Let’s imagine we’re using this technique reflexively, as a way of expanding our own thinking about something we’re designing. Pick any word or concept that describes any aspect of your design, and then ask yourself which of these four categories it belongs in. Perhaps we’re filmmakers, so the first word that comes to mind is the form of the output, “film”. It doesn’t take much reflection to decide that’s an object, a word about the product we’re crafting.
Experience mapping suggests you now have four follow-up questions you can ask yourself. Asking “what kind of film” lets you focus even more on the object.
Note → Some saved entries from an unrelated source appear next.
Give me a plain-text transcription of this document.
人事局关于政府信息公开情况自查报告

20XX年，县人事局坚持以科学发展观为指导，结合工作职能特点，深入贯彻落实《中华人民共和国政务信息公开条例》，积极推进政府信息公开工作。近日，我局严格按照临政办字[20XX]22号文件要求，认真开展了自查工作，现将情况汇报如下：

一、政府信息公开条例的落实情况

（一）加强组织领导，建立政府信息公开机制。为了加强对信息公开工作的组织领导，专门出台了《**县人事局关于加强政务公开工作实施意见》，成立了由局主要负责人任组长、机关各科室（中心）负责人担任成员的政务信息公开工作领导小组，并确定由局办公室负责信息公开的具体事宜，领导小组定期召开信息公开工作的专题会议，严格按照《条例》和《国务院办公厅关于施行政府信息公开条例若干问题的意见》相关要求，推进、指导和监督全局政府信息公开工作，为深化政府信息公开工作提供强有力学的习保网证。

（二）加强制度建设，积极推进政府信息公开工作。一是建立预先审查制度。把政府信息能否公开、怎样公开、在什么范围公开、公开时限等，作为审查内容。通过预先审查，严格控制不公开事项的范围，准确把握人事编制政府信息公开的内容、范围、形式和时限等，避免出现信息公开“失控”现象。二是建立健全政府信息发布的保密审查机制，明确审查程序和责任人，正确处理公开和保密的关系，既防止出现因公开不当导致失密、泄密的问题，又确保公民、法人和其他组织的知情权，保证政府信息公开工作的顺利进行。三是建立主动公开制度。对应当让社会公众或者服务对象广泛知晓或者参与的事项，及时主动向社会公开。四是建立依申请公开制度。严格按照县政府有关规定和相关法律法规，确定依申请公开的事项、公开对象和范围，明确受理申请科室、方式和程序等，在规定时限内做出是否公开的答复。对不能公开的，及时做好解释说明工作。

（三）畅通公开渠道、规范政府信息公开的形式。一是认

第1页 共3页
To explore the connection to people, you might ask yourself, “Who sees this film?” Or, you could explore the relationship with context and ask yourself, “What’s the context of the film?” You could also ask yourself a question about the phenomena that combines the other three with a question like, “How have they changed because of seeing this kind of film in that context?”
The answer to each of those questions becomes the starting point for more questions to reflect on. Perhaps we chose to explore people in the last phase, and decided that the audience for our film is “fans of action films”. Now, we can map back in another direction by asking ourselves “what kind of action films are they fans of” to explore objects again, or “what’s the broader context of action films” to explore the context. The answers can be as specific (“tells a friend to see it too”), general (“entertained”), or philosophical (“social commentary on the surveillance state”) as you might feel at the moment, because the next round of questions (“in what context do they tell a friend to see it to”) can broaden or focus that prior thought.
With this kind of exercise, it is common to hit two kinds of road bumps. The first happens with complex answers, such as “interactive film” — is it an object? What makes the object interactive? If someone didn’t interact with it, was it still interactive? Is interactivity even the trait of an object, or is it a phenomena that occurs when a person interacts with an object? Experience design thinking often challenges the assumptions baked into the language of a design discipline. Some of those challenges are common enough that we’ll dive into them in depth in the next chapter.
The second kind of road bump you’re likely to encounter is introduced by metaphor, when the limits of the design language you’re using require you to describe something as “like” something of an entirely different category. For example, perhaps we decided that our interactive film unfolds “like a video game” — we’re now referencing a new design discipline via metaphor. Experience design thinking encourages interdisciplinary language because we’re exploring context and phenomena, which aren’t contained by the design language we started with. Some of these bridges across design disciplines are also common enough that we’ll devote another chapter to exploring them.
Just remember that even in its messiest state, an experience map helps you identify a more fully realized version of an idea, even as it raises more questions to explore.